The discussion moved on to the difficult topic of suicide, with the iconic Jeanne Phillips ('Dear Abby') speaking about the thousands of messages she receives every year from people who are affected by suicide - and she also commented on how most of the people reaching out to her are women. She urged us to focus on men and mental health, and how to find ways to make this topic more accessible to men.
Jeanne Phillips, right, with Elyn Saks, Founder Saks Institute, USC Gould School of Law and MacArthur Grant recipient.
One man who is truly a mental health hero is Pelican's forward Ryan Anderson, who received the Leadership Award for his advocacy around suicide prevention - a mission he embarked on after losing his girlfriend, Gia Allemand, to suicide in 2013.

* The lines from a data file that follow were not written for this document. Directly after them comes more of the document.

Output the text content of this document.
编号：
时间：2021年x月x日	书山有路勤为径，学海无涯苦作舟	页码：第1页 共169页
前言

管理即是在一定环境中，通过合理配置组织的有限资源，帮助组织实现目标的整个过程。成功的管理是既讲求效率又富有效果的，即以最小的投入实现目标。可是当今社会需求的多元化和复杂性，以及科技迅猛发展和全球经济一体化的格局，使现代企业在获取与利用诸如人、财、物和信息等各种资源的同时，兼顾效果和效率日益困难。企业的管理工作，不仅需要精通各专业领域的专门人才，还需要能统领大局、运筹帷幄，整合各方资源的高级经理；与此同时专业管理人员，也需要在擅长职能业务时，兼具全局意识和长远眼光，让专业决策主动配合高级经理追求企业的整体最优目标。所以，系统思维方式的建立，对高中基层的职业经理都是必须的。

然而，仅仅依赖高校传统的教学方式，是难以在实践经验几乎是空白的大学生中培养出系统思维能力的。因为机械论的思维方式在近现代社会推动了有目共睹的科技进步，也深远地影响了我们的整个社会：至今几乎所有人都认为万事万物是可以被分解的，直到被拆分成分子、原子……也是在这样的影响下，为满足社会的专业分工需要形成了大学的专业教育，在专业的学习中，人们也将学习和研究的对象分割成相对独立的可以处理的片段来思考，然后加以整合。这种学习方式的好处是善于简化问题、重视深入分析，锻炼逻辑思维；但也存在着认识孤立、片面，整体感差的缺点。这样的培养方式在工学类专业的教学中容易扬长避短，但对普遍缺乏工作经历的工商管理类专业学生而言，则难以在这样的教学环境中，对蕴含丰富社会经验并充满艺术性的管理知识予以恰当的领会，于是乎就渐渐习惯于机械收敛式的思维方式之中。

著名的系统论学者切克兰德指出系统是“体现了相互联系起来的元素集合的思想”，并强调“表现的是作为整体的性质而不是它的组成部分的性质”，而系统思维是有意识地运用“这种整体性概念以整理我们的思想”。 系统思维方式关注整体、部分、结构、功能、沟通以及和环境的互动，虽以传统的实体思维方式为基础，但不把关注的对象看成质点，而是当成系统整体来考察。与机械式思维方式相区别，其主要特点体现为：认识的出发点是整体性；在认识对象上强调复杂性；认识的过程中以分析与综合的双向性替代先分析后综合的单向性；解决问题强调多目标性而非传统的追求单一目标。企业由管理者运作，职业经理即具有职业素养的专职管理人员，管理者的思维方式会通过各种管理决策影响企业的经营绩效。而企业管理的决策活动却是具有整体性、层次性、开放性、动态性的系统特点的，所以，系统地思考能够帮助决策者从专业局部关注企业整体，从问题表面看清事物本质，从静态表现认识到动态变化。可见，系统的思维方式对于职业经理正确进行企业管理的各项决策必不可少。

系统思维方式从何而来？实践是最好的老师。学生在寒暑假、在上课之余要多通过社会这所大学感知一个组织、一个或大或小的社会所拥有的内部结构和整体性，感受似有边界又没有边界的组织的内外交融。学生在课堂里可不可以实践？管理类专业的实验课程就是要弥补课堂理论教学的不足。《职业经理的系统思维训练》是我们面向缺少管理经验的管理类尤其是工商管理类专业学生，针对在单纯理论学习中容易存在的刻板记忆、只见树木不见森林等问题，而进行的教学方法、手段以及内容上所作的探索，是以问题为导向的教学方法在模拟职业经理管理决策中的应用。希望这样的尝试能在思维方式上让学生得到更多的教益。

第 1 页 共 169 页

And tears were flowing as Senator Darrell Steinberg spoke poignantly about needing to pay attention to every person who is facing a mental health challenge, to bring these issues "out of the closet," to embrace the idea that people can be healed - an issue close to his heart after going through years of ups and downs with his daughter Jordana, who lives with a mood disorder. Jordana also spoke about her personal experiences and inspiring recovery.
The night ended with a fabulous performance by one of Didi Hirsch's Board Members Shawn Amos, who has been a long time mental health supporter speaking openly about his mother's death from suicide and commitment to this cause.
As we launch into Mental Health Awareness Month, let's use the inspiration of the community at Didi Hirsch to help us all find ways to unify around these issues. To take the risk in connecting with others through our authentic stories, to find ways to step out of fear and judgement, to "see the perfection in every person," which, of course, begins in the most difficult place: within ourselves.